The main advertising image showed a machine in metallic Charcoal Grey. Other options were metallic Caribbean Blue or Lancaster Red.
The contemporary 'king of grunt', Yamaha FJ1200, was shaded by this new machine's 125PS (123HP) and 99NM (73 ftlb). The numbers only go so far to express the way this machine delivers thrust across the range of working engine speed. The motor was designed to deliver torque for whiff-of-a-throttle overtaking at A-road and motorway speeds. Effortless and exhilarating performance for its time, kicking strongly at 4000 rpm (approx. 60mph) and 6000 rpm (approx. 90mph).

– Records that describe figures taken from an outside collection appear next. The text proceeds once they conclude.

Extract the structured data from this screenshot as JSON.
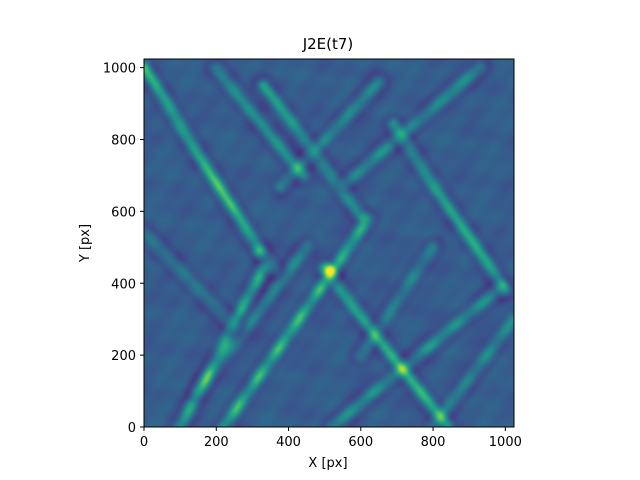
{
  "chart_data": {
    "type": "heatmap",
    "title": "J2E(t7)",
    "xlabel": "X [px]",
    "ylabel": "Y [px]",
    "xlim": [
      0,
      1024
    ],
    "ylim": [
      0,
      1024
    ],
    "xticks": [
      0,
      200,
      400,
      600,
      800,
      1000
    ],
    "yticks": [
      0,
      200,
      400,
      600,
      800,
      1000
    ],
    "colormap": "viridis",
    "colors": {
      "low": "#440154",
      "mid": "#21918c",
      "high": "#fde725"
    },
    "ridges": [
      {
        "from": [
          0,
          1000
        ],
        "to": [
          320,
          490
        ],
        "intensity": 0.78
      },
      {
        "from": [
          320,
          490
        ],
        "to": [
          360,
          440
        ],
        "intensity": 0.55
      },
      {
        "from": [
          100,
          0
        ],
        "to": [
          330,
          440
        ],
        "intensity": 0.62
      },
      {
        "from": [
          220,
          0
        ],
        "to": [
          520,
          430
        ],
        "intensity": 0.8
      },
      {
        "from": [
          520,
          430
        ],
        "to": [
          620,
          580
        ],
        "intensity": 0.72
      },
      {
        "from": [
          500,
          440
        ],
        "to": [
          840,
          0
        ],
        "intensity": 0.68
      },
      {
        "from": [
          330,
          950
        ],
        "to": [
          600,
          590
        ],
        "intensity": 0.55
      },
      {
        "from": [
          690,
          840
        ],
        "to": [
          1000,
          380
        ],
        "intensity": 0.6
      },
      {
        "from": [
          520,
          0
        ],
        "to": [
          990,
          390
        ],
        "intensity": 0.45
      },
      {
        "from": [
          800,
          0
        ],
        "to": [
          1024,
          300
        ],
        "intensity": 0.4
      },
      {
        "from": [
          200,
          1000
        ],
        "to": [
          440,
          700
        ],
        "intensity": 0.42
      },
      {
        "from": [
          560,
          680
        ],
        "to": [
          930,
          1000
        ],
        "intensity": 0.4
      },
      {
        "from": [
          380,
          670
        ],
        "to": [
          650,
          960
        ],
        "intensity": 0.38
      },
      {
        "from": [
          150,
          100
        ],
        "to": [
          450,
          500
        ],
        "intensity": 0.35
      },
      {
        "from": [
          0,
          540
        ],
        "to": [
          250,
          280
        ],
        "intensity": 0.3
      },
      {
        "from": [
          600,
          200
        ],
        "to": [
          800,
          500
        ],
        "intensity": 0.32
      }
    ],
    "peak": {
      "x": 510,
      "y": 440,
      "intensity": 1.0
    }
  }
}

The Hinckley factory and headquarters is just a short trip down the A5 from the Foss Way in Leicestershire and Warwickshire. This is a fantastic legacy of Roman road-building practice that runs through the heart of England. It is largely straight but deviates around natural features of the landscape where necessary, rolling up and down with the curvature of the hills. It runs through forests and fields, crossing all types of other road ways, as it runs from Exeter to Lincoln. The surface is often rough and bears the scars of agricultural traffic. It is real.

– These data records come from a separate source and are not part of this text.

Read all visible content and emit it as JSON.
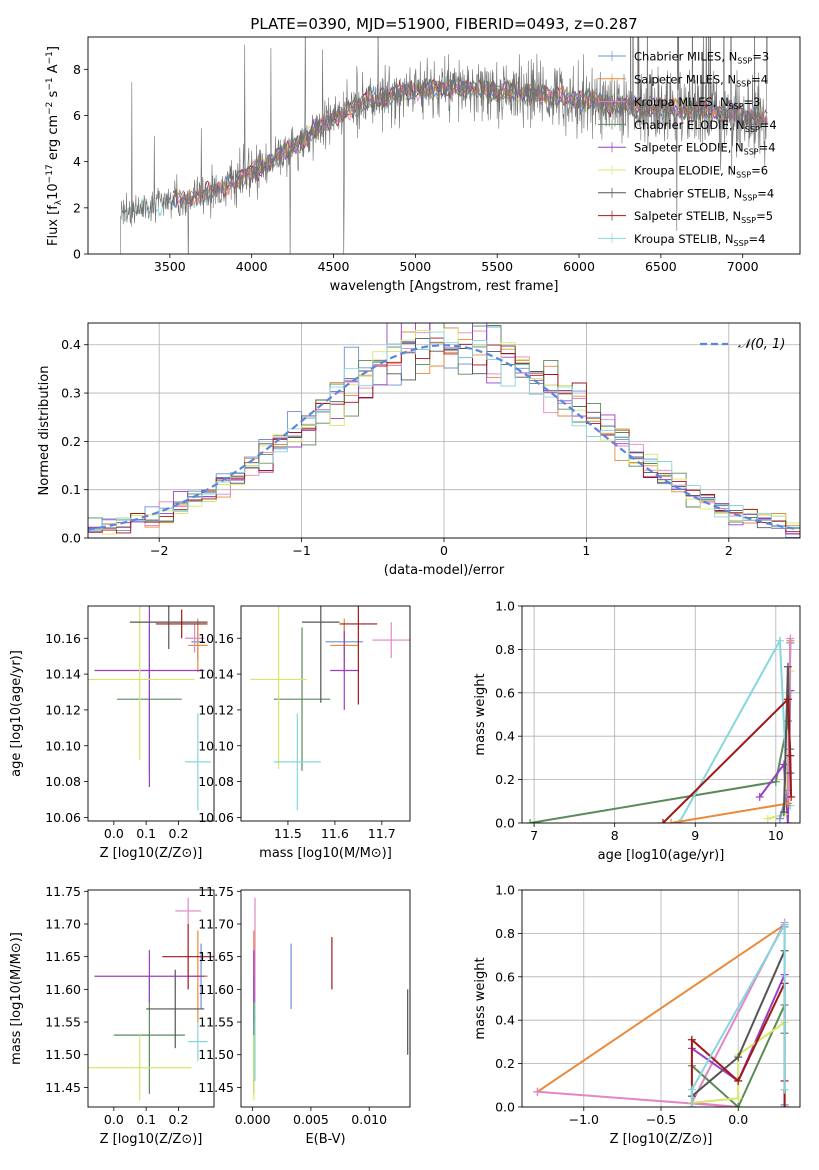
{
  "figure": {
    "title": "PLATE=0390, MJD=51900, FIBERID=0493, z=0.287"
  },
  "series_meta": [
    {
      "key": "chabrier_miles",
      "legend_main": "Chabrier MILES, N",
      "legend_sub": "SSP",
      "legend_end": "=3",
      "color": "#6b8fd6"
    },
    {
      "key": "salpeter_miles",
      "legend_main": "Salpeter MILES, N",
      "legend_sub": "SSP",
      "legend_end": "=4",
      "color": "#ea8a3a"
    },
    {
      "key": "kroupa_miles",
      "legend_main": "Kroupa MILES, N",
      "legend_sub": "SSP",
      "legend_end": "=3",
      "color": "#e286c4"
    },
    {
      "key": "chabrier_elodie",
      "legend_main": "Chabrier ELODIE, N",
      "legend_sub": "SSP",
      "legend_end": "=4",
      "color": "#5a8a5a"
    },
    {
      "key": "salpeter_elodie",
      "legend_main": "Salpeter ELODIE, N",
      "legend_sub": "SSP",
      "legend_end": "=4",
      "color": "#9a3fc4"
    },
    {
      "key": "kroupa_elodie",
      "legend_main": "Kroupa ELODIE, N",
      "legend_sub": "SSP",
      "legend_end": "=6",
      "color": "#d6e86a"
    },
    {
      "key": "chabrier_stelib",
      "legend_main": "Chabrier STELIB, N",
      "legend_sub": "SSP",
      "legend_end": "=4",
      "color": "#555555"
    },
    {
      "key": "salpeter_stelib",
      "legend_main": "Salpeter STELIB, N",
      "legend_sub": "SSP",
      "legend_end": "=5",
      "color": "#a01818"
    },
    {
      "key": "kroupa_stelib",
      "legend_main": "Kroupa STELIB, N",
      "legend_sub": "SSP",
      "legend_end": "=4",
      "color": "#86d6de"
    }
  ],
  "chart_data": [
    {
      "id": "spectrum",
      "type": "line",
      "title": "PLATE=0390, MJD=51900, FIBERID=0493, z=0.287",
      "xlabel": "wavelength [Angstrom, rest frame]",
      "ylabel_main": "Flux [f",
      "ylabel_sub": "λ",
      "ylabel_rest": "10",
      "ylabel_sup1": "−17",
      "ylabel_mid": " erg cm",
      "ylabel_sup2": "−2",
      "ylabel_mid2": " s",
      "ylabel_sup3": "−1",
      "ylabel_mid3": " A",
      "ylabel_sup4": "−1",
      "ylabel_end": "]",
      "xlim": [
        3000,
        7350
      ],
      "ylim": [
        0,
        9.4
      ],
      "xticks": [
        3500,
        4000,
        4500,
        5000,
        5500,
        6000,
        6500,
        7000
      ],
      "yticks": [
        0,
        2,
        4,
        6,
        8
      ],
      "data_x_range": [
        3200,
        7150
      ],
      "continuum_model_wavelength": [
        3200,
        3400,
        3600,
        3800,
        4000,
        4200,
        4400,
        4600,
        4800,
        5000,
        5200,
        5400,
        5600,
        5800,
        6000,
        6200,
        6400,
        6600,
        6800,
        7000,
        7150
      ],
      "continuum_model_flux": [
        1.7,
        2.1,
        2.4,
        2.8,
        3.5,
        4.4,
        5.4,
        6.3,
        6.8,
        7.1,
        7.2,
        7.1,
        7.0,
        6.9,
        6.7,
        6.5,
        6.3,
        6.3,
        6.2,
        6.0,
        5.9
      ],
      "legend_position": "upper right"
    },
    {
      "id": "residual_hist",
      "type": "histogram",
      "xlabel": "(data-model)/error",
      "ylabel": "Normed distribution",
      "xlim": [
        -2.5,
        2.5
      ],
      "ylim": [
        0,
        0.445
      ],
      "xticks": [
        -2,
        -1,
        0,
        1,
        2
      ],
      "yticks": [
        0.0,
        0.1,
        0.2,
        0.3,
        0.4
      ],
      "bin_width": 0.1,
      "reference_curve": {
        "name": "𝒩(0, 1)",
        "style": "dashed",
        "color": "#5b86dd"
      },
      "legend_position": "upper right",
      "grid": true
    },
    {
      "id": "age_vs_Z",
      "type": "errorbar",
      "xlabel": "Z [log10(Z/Z⊙)]",
      "ylabel": "age  [log10(age/yr)]",
      "xlim": [
        -0.08,
        0.31
      ],
      "ylim": [
        10.058,
        10.178
      ],
      "xticks": [
        0.0,
        0.1,
        0.2
      ],
      "yticks": [
        10.06,
        10.08,
        10.1,
        10.12,
        10.14,
        10.16
      ],
      "points": [
        {
          "series": "chabrier_miles",
          "x": 0.26,
          "y": 10.158,
          "xerr": 0.02,
          "yerr": 0.01
        },
        {
          "series": "salpeter_miles",
          "x": 0.26,
          "y": 10.156,
          "xerr": 0.03,
          "yerr": 0.015
        },
        {
          "series": "kroupa_miles",
          "x": 0.25,
          "y": 10.16,
          "xerr": 0.03,
          "yerr": 0.008
        },
        {
          "series": "chabrier_elodie",
          "x": 0.11,
          "y": 10.126,
          "xerr": 0.1,
          "yerr": 0.04
        },
        {
          "series": "salpeter_elodie",
          "x": 0.11,
          "y": 10.142,
          "xerr": 0.17,
          "yerr": 0.065
        },
        {
          "series": "kroupa_elodie",
          "x": 0.08,
          "y": 10.137,
          "xerr": 0.17,
          "yerr": 0.045
        },
        {
          "series": "chabrier_stelib",
          "x": 0.17,
          "y": 10.169,
          "xerr": 0.12,
          "yerr": 0.015
        },
        {
          "series": "salpeter_stelib",
          "x": 0.21,
          "y": 10.168,
          "xerr": 0.08,
          "yerr": 0.008
        },
        {
          "series": "kroupa_stelib",
          "x": 0.26,
          "y": 10.091,
          "xerr": 0.04,
          "yerr": 0.027
        }
      ]
    },
    {
      "id": "age_vs_mass",
      "type": "errorbar",
      "xlabel": "mass [log10(M/M⊙)]",
      "ylabel": "",
      "xlim": [
        11.4,
        11.76
      ],
      "ylim": [
        10.058,
        10.178
      ],
      "xticks": [
        11.5,
        11.6,
        11.7
      ],
      "yticks": [
        10.06,
        10.08,
        10.1,
        10.12,
        10.14,
        10.16
      ],
      "points": [
        {
          "series": "chabrier_miles",
          "x": 11.62,
          "y": 10.158,
          "xerr": 0.04,
          "yerr": 0.01
        },
        {
          "series": "salpeter_miles",
          "x": 11.62,
          "y": 10.156,
          "xerr": 0.03,
          "yerr": 0.015
        },
        {
          "series": "kroupa_miles",
          "x": 11.72,
          "y": 10.159,
          "xerr": 0.04,
          "yerr": 0.01
        },
        {
          "series": "chabrier_elodie",
          "x": 11.53,
          "y": 10.126,
          "xerr": 0.06,
          "yerr": 0.04
        },
        {
          "series": "salpeter_elodie",
          "x": 11.62,
          "y": 10.142,
          "xerr": 0.03,
          "yerr": 0.022
        },
        {
          "series": "kroupa_elodie",
          "x": 11.48,
          "y": 10.137,
          "xerr": 0.06,
          "yerr": 0.05
        },
        {
          "series": "chabrier_stelib",
          "x": 11.57,
          "y": 10.169,
          "xerr": 0.04,
          "yerr": 0.045
        },
        {
          "series": "salpeter_stelib",
          "x": 11.65,
          "y": 10.168,
          "xerr": 0.04,
          "yerr": 0.045
        },
        {
          "series": "kroupa_stelib",
          "x": 11.52,
          "y": 10.091,
          "xerr": 0.05,
          "yerr": 0.027
        }
      ]
    },
    {
      "id": "weight_vs_age",
      "type": "line",
      "xlabel": "age  [log10(age/yr)]",
      "ylabel": "mass weight",
      "xlim": [
        6.85,
        10.3
      ],
      "ylim": [
        0,
        1.0
      ],
      "xticks": [
        7,
        8,
        9,
        10
      ],
      "yticks": [
        0.0,
        0.2,
        0.4,
        0.6,
        0.8,
        1.0
      ],
      "grid": true,
      "series": [
        {
          "series": "chabrier_elodie",
          "x": [
            6.95,
            10.0,
            10.15,
            10.18
          ],
          "y": [
            0.0,
            0.19,
            0.47,
            0.34
          ]
        },
        {
          "series": "kroupa_stelib",
          "x": [
            8.8,
            10.05,
            10.15,
            10.18
          ],
          "y": [
            0.0,
            0.84,
            0.08,
            0.08
          ]
        },
        {
          "series": "salpeter_elodie",
          "x": [
            9.8,
            10.1,
            10.15,
            10.18
          ],
          "y": [
            0.12,
            0.27,
            0.0,
            0.61
          ]
        },
        {
          "series": "kroupa_elodie",
          "x": [
            9.9,
            10.1,
            10.15,
            10.18
          ],
          "y": [
            0.02,
            0.04,
            0.24,
            0.7
          ]
        },
        {
          "series": "chabrier_miles",
          "x": [
            10.05,
            10.15,
            10.18
          ],
          "y": [
            0.02,
            0.15,
            0.83
          ]
        },
        {
          "series": "salpeter_miles",
          "x": [
            8.7,
            10.15,
            10.18
          ],
          "y": [
            0.0,
            0.09,
            0.84
          ]
        },
        {
          "series": "kroupa_miles",
          "x": [
            10.15,
            10.18
          ],
          "y": [
            0.12,
            0.85
          ]
        },
        {
          "series": "chabrier_stelib",
          "x": [
            10.1,
            10.15,
            10.18
          ],
          "y": [
            0.05,
            0.72,
            0.23
          ]
        },
        {
          "series": "salpeter_stelib",
          "x": [
            8.6,
            10.15,
            10.18,
            10.19
          ],
          "y": [
            0.0,
            0.57,
            0.31,
            0.12
          ]
        }
      ]
    },
    {
      "id": "mass_vs_Z",
      "type": "errorbar",
      "xlabel": "Z [log10(Z/Z⊙)]",
      "ylabel": "mass [log10(M/M⊙)]",
      "xlim": [
        -0.08,
        0.31
      ],
      "ylim": [
        11.42,
        11.752
      ],
      "xticks": [
        0.0,
        0.1,
        0.2
      ],
      "yticks": [
        11.45,
        11.5,
        11.55,
        11.6,
        11.65,
        11.7,
        11.75
      ],
      "points": [
        {
          "series": "chabrier_miles",
          "x": 0.27,
          "y": 11.62,
          "xerr": 0.02,
          "yerr": 0.05
        },
        {
          "series": "salpeter_miles",
          "x": 0.26,
          "y": 11.62,
          "xerr": 0.03,
          "yerr": 0.07
        },
        {
          "series": "kroupa_miles",
          "x": 0.23,
          "y": 11.72,
          "xerr": 0.04,
          "yerr": 0.02
        },
        {
          "series": "chabrier_elodie",
          "x": 0.11,
          "y": 11.53,
          "xerr": 0.11,
          "yerr": 0.09
        },
        {
          "series": "salpeter_elodie",
          "x": 0.11,
          "y": 11.62,
          "xerr": 0.17,
          "yerr": 0.04
        },
        {
          "series": "kroupa_elodie",
          "x": 0.08,
          "y": 11.48,
          "xerr": 0.16,
          "yerr": 0.05
        },
        {
          "series": "chabrier_stelib",
          "x": 0.19,
          "y": 11.57,
          "xerr": 0.09,
          "yerr": 0.06
        },
        {
          "series": "salpeter_stelib",
          "x": 0.23,
          "y": 11.65,
          "xerr": 0.08,
          "yerr": 0.05
        },
        {
          "series": "kroupa_stelib",
          "x": 0.26,
          "y": 11.52,
          "xerr": 0.03,
          "yerr": 0.03
        }
      ]
    },
    {
      "id": "mass_vs_EBV",
      "type": "errorbar",
      "xlabel": "E(B-V)",
      "ylabel": "",
      "xlim": [
        -0.001,
        0.0135
      ],
      "ylim": [
        11.42,
        11.752
      ],
      "xticks": [
        0.0,
        0.005,
        0.01
      ],
      "yticks": [
        11.45,
        11.5,
        11.55,
        11.6,
        11.65,
        11.7,
        11.75
      ],
      "points": [
        {
          "series": "chabrier_miles",
          "x": 0.0033,
          "y": 11.62,
          "yerr": 0.05
        },
        {
          "series": "salpeter_miles",
          "x": 0.0001,
          "y": 11.62,
          "yerr": 0.07
        },
        {
          "series": "kroupa_miles",
          "x": 0.0002,
          "y": 11.66,
          "yerr": 0.08
        },
        {
          "series": "chabrier_elodie",
          "x": 0.0001,
          "y": 11.53,
          "yerr": 0.09
        },
        {
          "series": "salpeter_elodie",
          "x": 0.0001,
          "y": 11.62,
          "yerr": 0.04
        },
        {
          "series": "kroupa_elodie",
          "x": 0.0001,
          "y": 11.48,
          "yerr": 0.05
        },
        {
          "series": "chabrier_stelib",
          "x": 0.0133,
          "y": 11.55,
          "yerr": 0.05
        },
        {
          "series": "salpeter_stelib",
          "x": 0.0068,
          "y": 11.64,
          "yerr": 0.04
        },
        {
          "series": "kroupa_stelib",
          "x": 0.0002,
          "y": 11.52,
          "yerr": 0.06
        }
      ]
    },
    {
      "id": "weight_vs_Z",
      "type": "line",
      "xlabel": "Z [log10(Z/Z⊙)]",
      "ylabel": "mass weight",
      "xlim": [
        -1.4,
        0.4
      ],
      "ylim": [
        0,
        1.0
      ],
      "xticks": [
        -1.0,
        -0.5,
        0.0
      ],
      "yticks": [
        0.0,
        0.2,
        0.4,
        0.6,
        0.8,
        1.0
      ],
      "grid": true,
      "series": [
        {
          "series": "salpeter_miles",
          "x": [
            -1.3,
            0.3
          ],
          "y": [
            0.07,
            0.84
          ]
        },
        {
          "series": "kroupa_miles",
          "x": [
            -1.3,
            0.0,
            -0.3,
            0.3
          ],
          "y": [
            0.07,
            0.0,
            0.02,
            0.85
          ]
        },
        {
          "series": "chabrier_miles",
          "x": [
            0.3,
            0.3
          ],
          "y": [
            0.01,
            0.83
          ]
        },
        {
          "series": "chabrier_elodie",
          "x": [
            -0.3,
            0.0,
            0.3,
            0.3
          ],
          "y": [
            0.19,
            0.0,
            0.47,
            0.34
          ]
        },
        {
          "series": "salpeter_elodie",
          "x": [
            -0.3,
            0.0,
            0.3
          ],
          "y": [
            0.27,
            0.12,
            0.61
          ]
        },
        {
          "series": "kroupa_elodie",
          "x": [
            -0.3,
            0.0,
            0.0,
            0.3
          ],
          "y": [
            0.02,
            0.04,
            0.24,
            0.39
          ]
        },
        {
          "series": "chabrier_stelib",
          "x": [
            -0.3,
            0.0,
            0.3
          ],
          "y": [
            0.05,
            0.23,
            0.72
          ]
        },
        {
          "series": "salpeter_stelib",
          "x": [
            -0.3,
            -0.3,
            0.0,
            0.3,
            0.3,
            0.3
          ],
          "y": [
            0.0,
            0.31,
            0.12,
            0.57,
            0.12,
            0.0
          ]
        },
        {
          "series": "kroupa_stelib",
          "x": [
            -0.3,
            -0.3,
            0.3,
            0.3
          ],
          "y": [
            0.0,
            0.08,
            0.84,
            0.08
          ]
        }
      ]
    }
  ]
}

The Fosse Way presents all types of challenge for the road rider and the Trophy cut its teeth in this environment. I've heard about and seen Triumph test riders up and down the Foss Way on several occasions. Not just on a Spanish race track in summer, or a closed test road and dyno room in Tokyo.
In its original form, it's 123 HP and 73 ftlb at 6500 rpm made for a great balance for people who ride. People like me. Some time in 1993, from chassis number 004091 onwards, the Trophy 1200 was refashioned as a large torque-laden touring bike with higher 'bars and lower footrests.

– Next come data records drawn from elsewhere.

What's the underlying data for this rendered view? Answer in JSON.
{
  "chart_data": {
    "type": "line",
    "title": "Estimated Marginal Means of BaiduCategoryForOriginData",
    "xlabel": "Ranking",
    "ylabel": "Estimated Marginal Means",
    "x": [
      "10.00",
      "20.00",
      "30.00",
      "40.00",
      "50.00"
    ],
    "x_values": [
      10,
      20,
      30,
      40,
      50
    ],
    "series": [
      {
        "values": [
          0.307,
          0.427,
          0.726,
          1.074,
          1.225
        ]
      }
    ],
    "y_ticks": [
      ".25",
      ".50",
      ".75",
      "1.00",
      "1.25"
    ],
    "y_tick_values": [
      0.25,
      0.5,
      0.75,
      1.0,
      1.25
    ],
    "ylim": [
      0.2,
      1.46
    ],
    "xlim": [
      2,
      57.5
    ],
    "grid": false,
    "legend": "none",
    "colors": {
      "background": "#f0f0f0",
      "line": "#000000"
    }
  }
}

In fact, the 1200 engine itself was sent in two opposite performance directions. Option A was towards a thunderous sporty monster as the heart of the new Daytona 1200, with a peaky 147PS (145HP) and 115NM (85 ftlb) at 8500 rpm - just 1000rpm shy of the red line. The chassis was as the former Daytona 1000: low clip-on style bars and a sports fairing. Option B was with a fat 108PS (106HP) and 104NM (77 ftlb) at 5000 rpm - right in the middle of the rev range - to power the rebranded 'Trophy 4'. The Trophy 4 had raised bars and lowered footpegs, modest paint schemes and aimed squarely at a touring role. Both the Trophy 4 and Daytona 1200 are great bikes in their own ways but can't function as well as do-it-all machines. Maybe the ideal situation is to have one of each ... In either case, these changes meant that the original attempt to achieve a balanced machine for all-round sports-touring versatility was significantly weakened. Maybe even lost ...
To my mind, the move towards a specialisation of roles came at the expense of precisely the combination of abilities that the design team had planned for so carefully over the preceding decade. Anyway the point is that, to my mind, the Trophy 1200s in their original guise were a great compromise - flat bars, high pegs, willing motor: good times!